59 Rennen und sechs Weltmeistertitel haben Marc Marquez und Honda in der MotoGP gemeinsam gewonnen. Von diesem Glanz ist nichts mehr geblieben. Die Auftritte der einstigen Dominatoren sind zu einer absoluten Lachnummer verkommen. Nur um das klarzustellen: Das ist nicht die Schuld der Fahrer. Marquez ist wahrscheinlich immer noch der beste Fahrer im Feld, Joan Mir ein ehemaliger MotoGP-Champion und Alex Rins ein mehrfacher Rennsieger in der Königsklasse.

Ihr Arbeitsgerät ist allerdings meilenweit von den hohen Ansprüchen der schnellen Spanier entfernt. Der Honda RC213V fehlt es in allen Belangen. Sie bietet ihren Fahrern kein Gefühl für das Vorderrad. Es fehlt ihr an Grip am Hinterrad. Die Elektronik fabriziert immer wieder Aussetzer und sorgt für schlimme Stürze. Das Aerodynamikkonzept ist im Vergleich zur europäischen Konkurrenz steinzeitlich. Ja, auch die Yamaha M1 ist aktuell alles andere als schnell. Doch sie ist zumindest sicher. Die Honda ist 2023 langsam und gefährlich. Eine derart fatale Kombination und ein dadurch insgesamt dermaßen verpfuschtes Motorrad hat die MotoGP lange nicht mehr gesehen.
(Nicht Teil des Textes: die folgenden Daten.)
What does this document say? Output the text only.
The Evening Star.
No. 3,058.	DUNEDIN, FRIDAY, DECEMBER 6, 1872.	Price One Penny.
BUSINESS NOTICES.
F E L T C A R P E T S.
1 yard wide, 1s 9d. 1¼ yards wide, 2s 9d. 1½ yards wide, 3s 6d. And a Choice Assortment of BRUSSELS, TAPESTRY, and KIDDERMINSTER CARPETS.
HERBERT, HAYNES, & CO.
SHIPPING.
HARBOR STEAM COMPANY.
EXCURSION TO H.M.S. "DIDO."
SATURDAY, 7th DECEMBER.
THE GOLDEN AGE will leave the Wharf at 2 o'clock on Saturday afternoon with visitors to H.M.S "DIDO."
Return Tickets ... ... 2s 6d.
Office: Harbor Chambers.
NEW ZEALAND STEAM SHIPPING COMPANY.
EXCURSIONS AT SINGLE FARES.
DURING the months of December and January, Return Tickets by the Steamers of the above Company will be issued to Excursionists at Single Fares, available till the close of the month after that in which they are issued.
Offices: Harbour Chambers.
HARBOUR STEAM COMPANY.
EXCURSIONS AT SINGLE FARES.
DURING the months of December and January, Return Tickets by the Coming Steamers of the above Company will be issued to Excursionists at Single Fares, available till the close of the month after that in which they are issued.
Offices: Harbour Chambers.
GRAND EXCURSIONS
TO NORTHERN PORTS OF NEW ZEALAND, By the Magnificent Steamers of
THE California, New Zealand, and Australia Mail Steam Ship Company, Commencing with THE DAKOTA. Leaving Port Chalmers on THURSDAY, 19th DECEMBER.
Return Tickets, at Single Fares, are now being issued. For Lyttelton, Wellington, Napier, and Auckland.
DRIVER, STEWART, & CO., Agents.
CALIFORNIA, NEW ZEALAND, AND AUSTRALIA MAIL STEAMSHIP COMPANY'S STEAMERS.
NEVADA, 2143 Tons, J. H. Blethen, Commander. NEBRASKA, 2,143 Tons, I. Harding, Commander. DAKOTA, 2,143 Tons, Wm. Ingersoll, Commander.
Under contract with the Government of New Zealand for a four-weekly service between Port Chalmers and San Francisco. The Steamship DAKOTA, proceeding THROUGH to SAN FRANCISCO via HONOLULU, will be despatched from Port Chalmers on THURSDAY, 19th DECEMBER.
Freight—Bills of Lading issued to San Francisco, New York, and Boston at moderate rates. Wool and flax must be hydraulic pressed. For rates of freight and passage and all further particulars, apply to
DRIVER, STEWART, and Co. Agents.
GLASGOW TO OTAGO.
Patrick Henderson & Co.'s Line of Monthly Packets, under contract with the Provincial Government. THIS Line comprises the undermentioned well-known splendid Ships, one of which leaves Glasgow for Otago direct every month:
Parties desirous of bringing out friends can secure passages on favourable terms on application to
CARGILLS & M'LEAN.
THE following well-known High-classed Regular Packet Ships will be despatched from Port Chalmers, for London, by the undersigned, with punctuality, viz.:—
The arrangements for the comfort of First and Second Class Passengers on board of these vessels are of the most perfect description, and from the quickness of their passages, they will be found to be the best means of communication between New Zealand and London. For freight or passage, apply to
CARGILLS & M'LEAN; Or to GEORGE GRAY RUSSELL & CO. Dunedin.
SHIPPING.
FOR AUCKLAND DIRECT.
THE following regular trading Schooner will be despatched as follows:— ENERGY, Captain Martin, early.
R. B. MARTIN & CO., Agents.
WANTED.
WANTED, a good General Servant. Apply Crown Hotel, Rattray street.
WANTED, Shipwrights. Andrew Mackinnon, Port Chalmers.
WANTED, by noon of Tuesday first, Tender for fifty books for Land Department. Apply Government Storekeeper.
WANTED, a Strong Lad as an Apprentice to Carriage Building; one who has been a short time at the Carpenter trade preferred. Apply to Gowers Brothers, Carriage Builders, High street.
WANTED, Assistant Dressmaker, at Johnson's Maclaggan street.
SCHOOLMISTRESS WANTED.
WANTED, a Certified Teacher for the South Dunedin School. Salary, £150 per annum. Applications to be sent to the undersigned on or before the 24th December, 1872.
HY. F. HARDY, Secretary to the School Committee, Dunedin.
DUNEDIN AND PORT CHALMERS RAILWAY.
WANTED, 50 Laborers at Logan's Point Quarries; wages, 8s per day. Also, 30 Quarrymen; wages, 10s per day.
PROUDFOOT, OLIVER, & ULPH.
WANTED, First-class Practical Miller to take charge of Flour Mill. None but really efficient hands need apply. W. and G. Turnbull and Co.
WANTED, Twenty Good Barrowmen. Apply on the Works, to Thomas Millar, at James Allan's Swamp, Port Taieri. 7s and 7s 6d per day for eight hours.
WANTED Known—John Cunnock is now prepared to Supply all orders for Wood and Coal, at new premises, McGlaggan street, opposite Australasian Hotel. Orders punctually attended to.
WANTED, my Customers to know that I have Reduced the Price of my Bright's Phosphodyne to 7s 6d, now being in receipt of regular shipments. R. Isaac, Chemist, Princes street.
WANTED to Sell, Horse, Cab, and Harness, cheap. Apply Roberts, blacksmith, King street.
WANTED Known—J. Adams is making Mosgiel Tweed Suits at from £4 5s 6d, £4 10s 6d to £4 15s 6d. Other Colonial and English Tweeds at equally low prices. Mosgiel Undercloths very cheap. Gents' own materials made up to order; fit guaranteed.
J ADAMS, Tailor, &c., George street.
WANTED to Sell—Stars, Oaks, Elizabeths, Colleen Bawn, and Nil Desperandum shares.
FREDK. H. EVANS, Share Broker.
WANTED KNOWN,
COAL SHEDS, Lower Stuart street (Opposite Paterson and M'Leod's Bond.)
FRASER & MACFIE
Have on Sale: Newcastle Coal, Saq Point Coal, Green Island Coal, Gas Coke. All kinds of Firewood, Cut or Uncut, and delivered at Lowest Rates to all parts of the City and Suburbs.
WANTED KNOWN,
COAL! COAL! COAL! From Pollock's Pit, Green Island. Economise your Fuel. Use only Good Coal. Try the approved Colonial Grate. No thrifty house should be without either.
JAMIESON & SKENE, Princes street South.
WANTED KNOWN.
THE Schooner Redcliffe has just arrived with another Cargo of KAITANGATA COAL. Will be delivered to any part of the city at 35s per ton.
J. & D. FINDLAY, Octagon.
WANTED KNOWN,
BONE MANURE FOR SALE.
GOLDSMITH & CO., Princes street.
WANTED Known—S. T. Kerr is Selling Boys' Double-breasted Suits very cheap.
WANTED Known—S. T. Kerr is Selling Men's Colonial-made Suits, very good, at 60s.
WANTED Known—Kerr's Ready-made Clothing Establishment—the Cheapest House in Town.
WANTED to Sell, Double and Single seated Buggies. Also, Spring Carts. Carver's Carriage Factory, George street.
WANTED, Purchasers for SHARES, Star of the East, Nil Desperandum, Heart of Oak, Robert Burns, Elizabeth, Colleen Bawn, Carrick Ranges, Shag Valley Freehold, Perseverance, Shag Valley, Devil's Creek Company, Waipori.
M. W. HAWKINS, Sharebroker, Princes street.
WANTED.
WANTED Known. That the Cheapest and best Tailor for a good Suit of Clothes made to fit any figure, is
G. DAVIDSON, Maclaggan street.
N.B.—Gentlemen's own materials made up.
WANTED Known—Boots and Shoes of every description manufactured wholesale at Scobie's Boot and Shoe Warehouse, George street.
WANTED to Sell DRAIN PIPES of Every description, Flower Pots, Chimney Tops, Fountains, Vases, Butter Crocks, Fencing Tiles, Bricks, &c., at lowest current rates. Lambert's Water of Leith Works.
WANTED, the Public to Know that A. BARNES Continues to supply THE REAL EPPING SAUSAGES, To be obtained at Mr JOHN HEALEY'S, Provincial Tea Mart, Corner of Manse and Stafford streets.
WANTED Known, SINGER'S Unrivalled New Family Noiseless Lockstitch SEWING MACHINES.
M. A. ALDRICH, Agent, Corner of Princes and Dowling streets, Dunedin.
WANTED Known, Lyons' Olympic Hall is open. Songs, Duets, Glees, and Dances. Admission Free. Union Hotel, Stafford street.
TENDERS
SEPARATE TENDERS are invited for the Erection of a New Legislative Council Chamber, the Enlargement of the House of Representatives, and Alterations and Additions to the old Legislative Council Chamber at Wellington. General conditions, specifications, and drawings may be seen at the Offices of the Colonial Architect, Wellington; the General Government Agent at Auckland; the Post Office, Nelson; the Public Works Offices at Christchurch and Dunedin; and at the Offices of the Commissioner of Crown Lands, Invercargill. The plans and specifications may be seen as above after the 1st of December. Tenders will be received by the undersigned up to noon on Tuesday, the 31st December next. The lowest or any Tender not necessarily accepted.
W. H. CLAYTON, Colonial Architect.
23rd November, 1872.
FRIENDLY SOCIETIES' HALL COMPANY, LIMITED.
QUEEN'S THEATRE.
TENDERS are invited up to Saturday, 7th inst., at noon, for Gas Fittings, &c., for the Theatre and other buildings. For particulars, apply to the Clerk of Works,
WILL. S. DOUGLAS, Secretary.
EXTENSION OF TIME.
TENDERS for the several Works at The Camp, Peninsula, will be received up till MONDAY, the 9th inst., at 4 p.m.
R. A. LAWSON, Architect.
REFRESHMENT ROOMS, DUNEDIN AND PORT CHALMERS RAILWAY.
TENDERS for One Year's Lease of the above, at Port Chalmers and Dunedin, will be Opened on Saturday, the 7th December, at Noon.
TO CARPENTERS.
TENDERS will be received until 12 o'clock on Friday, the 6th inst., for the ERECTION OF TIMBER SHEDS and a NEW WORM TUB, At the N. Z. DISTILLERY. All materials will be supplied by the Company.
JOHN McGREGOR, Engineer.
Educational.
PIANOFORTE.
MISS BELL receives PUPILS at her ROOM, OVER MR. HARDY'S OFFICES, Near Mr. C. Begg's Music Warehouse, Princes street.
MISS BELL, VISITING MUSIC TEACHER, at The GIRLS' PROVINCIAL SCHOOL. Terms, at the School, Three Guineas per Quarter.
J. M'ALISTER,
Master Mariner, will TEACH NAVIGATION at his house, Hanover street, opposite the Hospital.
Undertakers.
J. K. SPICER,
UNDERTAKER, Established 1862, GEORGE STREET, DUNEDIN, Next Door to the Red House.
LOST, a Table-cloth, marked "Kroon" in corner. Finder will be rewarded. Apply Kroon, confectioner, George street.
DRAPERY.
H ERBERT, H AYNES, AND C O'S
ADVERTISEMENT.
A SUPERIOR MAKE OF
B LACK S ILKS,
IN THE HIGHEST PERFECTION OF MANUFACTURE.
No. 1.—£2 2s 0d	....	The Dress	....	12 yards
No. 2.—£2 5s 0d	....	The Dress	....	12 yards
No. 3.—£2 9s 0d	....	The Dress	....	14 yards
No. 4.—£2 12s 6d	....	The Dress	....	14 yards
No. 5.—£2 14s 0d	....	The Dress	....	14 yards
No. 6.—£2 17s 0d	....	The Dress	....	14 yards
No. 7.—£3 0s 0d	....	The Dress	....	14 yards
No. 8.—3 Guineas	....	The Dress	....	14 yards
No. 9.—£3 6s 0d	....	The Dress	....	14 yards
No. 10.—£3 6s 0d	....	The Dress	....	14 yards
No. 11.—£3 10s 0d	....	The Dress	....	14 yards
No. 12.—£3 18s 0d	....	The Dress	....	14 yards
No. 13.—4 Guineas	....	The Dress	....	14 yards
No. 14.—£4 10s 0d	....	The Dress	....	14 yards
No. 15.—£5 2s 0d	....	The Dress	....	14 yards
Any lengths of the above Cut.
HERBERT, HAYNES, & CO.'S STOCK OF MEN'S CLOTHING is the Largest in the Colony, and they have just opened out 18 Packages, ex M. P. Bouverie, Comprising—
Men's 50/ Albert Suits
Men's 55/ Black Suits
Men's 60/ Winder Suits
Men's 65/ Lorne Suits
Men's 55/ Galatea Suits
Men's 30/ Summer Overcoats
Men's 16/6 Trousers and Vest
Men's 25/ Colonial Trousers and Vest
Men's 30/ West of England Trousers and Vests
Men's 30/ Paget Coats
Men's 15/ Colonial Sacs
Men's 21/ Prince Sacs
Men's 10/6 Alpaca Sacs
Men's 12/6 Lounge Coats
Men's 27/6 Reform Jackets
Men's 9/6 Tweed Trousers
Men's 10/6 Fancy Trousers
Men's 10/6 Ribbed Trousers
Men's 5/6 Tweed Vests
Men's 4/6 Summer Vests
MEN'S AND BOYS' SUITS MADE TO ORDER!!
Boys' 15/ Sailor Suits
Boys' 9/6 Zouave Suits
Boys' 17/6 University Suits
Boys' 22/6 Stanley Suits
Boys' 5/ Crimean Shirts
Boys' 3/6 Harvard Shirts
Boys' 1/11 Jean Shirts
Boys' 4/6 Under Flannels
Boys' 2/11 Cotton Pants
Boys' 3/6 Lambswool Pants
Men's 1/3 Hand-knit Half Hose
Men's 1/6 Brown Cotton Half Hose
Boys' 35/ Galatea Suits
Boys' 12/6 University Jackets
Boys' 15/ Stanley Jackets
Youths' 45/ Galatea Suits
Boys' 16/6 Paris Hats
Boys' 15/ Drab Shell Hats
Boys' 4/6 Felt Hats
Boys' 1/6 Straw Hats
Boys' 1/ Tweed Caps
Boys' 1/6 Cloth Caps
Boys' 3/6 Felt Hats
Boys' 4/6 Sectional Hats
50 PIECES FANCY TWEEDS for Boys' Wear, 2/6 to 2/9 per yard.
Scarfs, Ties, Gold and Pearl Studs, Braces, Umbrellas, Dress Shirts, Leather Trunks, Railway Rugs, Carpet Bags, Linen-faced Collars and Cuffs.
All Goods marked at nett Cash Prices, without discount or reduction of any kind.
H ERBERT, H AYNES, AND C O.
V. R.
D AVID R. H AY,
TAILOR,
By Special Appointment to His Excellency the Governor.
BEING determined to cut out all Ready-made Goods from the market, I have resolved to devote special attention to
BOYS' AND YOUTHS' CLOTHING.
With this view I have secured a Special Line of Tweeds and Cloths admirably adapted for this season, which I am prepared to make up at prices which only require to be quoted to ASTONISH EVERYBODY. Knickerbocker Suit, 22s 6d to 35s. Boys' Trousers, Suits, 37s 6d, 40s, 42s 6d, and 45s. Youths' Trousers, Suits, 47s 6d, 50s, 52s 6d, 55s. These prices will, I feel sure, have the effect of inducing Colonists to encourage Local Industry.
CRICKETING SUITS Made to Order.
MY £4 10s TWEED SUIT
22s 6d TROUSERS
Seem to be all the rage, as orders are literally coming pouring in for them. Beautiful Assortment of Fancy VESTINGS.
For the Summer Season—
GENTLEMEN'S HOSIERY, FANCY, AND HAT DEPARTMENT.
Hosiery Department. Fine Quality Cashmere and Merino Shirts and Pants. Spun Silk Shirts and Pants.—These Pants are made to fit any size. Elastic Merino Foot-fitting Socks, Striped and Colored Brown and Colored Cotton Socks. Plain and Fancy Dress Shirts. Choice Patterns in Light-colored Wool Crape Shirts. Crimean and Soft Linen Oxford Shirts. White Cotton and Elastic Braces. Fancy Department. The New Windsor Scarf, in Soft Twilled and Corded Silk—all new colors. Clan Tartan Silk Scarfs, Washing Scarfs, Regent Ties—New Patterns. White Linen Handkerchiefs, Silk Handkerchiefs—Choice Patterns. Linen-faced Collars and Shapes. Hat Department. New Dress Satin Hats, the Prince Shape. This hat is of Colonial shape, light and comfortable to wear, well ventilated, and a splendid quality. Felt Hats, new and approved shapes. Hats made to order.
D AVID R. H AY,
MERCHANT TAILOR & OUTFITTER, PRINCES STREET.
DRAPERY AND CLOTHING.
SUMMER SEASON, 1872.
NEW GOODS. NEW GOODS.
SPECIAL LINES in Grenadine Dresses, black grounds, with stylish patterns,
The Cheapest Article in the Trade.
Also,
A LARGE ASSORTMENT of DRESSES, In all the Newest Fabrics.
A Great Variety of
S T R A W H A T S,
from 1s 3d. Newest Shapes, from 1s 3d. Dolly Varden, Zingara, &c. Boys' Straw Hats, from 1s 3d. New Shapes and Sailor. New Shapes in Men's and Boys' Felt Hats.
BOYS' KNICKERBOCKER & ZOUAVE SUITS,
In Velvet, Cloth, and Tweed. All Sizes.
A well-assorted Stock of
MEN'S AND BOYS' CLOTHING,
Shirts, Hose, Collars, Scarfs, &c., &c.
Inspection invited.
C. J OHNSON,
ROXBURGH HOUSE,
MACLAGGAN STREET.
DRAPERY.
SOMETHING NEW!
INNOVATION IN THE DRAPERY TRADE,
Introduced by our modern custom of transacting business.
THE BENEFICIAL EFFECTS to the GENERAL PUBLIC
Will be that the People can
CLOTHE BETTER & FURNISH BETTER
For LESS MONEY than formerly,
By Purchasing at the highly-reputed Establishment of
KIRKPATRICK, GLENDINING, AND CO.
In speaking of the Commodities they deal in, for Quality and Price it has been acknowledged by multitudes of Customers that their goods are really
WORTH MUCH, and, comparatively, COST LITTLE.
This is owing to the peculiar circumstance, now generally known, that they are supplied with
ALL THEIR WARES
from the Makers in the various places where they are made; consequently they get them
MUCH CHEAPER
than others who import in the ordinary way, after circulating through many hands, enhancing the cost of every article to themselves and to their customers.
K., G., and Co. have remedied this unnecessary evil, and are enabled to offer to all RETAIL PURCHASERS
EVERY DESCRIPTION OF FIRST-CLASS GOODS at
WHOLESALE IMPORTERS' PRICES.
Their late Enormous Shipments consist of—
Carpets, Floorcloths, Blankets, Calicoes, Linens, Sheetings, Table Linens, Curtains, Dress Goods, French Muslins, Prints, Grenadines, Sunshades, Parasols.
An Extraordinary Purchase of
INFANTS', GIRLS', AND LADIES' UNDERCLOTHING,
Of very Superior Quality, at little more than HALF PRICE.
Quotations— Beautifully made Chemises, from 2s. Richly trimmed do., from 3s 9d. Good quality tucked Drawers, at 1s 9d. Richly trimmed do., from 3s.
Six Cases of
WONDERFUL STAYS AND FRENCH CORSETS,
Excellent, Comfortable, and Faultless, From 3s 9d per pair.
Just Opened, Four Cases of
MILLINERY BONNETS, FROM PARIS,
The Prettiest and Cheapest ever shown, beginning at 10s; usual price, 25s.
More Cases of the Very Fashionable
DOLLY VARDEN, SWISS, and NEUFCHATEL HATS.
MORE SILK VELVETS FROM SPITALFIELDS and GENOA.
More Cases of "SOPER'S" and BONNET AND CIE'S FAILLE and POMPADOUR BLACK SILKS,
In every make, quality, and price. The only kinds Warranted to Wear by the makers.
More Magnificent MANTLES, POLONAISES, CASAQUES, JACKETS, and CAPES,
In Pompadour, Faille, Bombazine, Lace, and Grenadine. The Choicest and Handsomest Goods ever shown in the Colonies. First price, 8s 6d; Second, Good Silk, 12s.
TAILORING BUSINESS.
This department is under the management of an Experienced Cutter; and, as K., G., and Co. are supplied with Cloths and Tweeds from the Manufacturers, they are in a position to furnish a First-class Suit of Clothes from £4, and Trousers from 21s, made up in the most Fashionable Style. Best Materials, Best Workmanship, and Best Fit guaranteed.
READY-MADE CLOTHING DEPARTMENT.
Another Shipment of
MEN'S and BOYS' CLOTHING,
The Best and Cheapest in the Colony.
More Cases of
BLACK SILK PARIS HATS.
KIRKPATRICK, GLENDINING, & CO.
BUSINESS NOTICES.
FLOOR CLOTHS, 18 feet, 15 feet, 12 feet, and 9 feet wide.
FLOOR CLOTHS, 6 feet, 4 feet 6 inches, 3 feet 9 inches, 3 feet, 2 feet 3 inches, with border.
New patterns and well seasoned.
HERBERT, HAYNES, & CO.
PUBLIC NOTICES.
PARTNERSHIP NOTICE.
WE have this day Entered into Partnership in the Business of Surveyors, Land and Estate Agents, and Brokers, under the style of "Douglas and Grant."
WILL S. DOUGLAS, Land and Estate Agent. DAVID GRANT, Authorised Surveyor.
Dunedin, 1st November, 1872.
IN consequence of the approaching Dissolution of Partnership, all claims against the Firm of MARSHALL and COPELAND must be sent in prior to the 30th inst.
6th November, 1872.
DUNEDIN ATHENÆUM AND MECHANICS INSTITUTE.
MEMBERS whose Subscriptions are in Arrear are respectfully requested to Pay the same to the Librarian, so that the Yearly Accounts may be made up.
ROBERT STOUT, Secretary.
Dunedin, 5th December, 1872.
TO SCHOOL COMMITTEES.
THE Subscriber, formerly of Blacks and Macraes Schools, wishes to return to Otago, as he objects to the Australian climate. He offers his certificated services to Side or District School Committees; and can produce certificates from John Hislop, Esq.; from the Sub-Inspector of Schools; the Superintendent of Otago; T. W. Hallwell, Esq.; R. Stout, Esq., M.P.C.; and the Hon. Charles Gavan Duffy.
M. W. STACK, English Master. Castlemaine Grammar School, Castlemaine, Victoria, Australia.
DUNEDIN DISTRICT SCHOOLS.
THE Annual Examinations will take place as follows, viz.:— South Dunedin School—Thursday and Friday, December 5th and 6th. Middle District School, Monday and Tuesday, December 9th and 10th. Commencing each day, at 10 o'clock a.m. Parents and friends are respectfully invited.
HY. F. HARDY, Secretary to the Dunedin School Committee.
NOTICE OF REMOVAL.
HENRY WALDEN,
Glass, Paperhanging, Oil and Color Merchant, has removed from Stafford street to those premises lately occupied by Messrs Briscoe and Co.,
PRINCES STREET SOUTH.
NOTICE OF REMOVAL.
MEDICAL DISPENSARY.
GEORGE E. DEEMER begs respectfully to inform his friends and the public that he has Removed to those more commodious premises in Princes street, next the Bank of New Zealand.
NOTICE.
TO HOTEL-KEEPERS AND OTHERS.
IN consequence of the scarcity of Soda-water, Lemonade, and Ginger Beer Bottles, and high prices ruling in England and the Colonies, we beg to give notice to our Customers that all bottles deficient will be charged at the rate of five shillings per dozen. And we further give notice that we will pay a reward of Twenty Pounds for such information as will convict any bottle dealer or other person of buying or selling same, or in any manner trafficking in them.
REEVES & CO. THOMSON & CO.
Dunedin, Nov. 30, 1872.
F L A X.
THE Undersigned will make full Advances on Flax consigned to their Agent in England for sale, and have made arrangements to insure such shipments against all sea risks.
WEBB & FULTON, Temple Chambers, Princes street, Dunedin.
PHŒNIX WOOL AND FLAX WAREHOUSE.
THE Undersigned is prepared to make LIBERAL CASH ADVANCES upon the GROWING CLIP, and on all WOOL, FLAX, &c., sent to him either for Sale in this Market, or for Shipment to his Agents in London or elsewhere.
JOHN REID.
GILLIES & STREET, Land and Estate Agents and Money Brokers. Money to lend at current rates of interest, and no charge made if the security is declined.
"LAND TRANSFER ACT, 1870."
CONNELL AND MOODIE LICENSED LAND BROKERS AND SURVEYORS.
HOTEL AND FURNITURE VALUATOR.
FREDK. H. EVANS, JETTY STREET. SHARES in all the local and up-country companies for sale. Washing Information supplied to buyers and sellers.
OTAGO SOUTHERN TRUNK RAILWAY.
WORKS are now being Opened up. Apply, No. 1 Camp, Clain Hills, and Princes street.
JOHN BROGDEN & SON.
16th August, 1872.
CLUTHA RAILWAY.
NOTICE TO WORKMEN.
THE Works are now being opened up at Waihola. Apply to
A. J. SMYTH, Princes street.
Marc Marquez' Meinung zur 2023er-Honda in einer Geste zusammengefasst, Foto: MotoGP/Screenshot
Marc Marquez' Meinung zur 2023er-Honda in einer Geste zusammengefasst, Foto: MotoGP/Screenshot

Wie schwierig die Aufgabe für Marquez und Co. in dieser Saison werden würde, war schon nach dem Auftakt in Portimao klar. Die vergangenen Rennwochenenden - vor allem jene nach dem Verletzungs-Comeback von Marquez - untermauerten das. Wenn eine Strecke zumindest vorübergehend Erlösung bescheren und dem am Boden liegenden HRC-Projekt zumindest wieder etwas Zuversicht einhauchen hätte können, dann wäre es der Sachsenring gewesen.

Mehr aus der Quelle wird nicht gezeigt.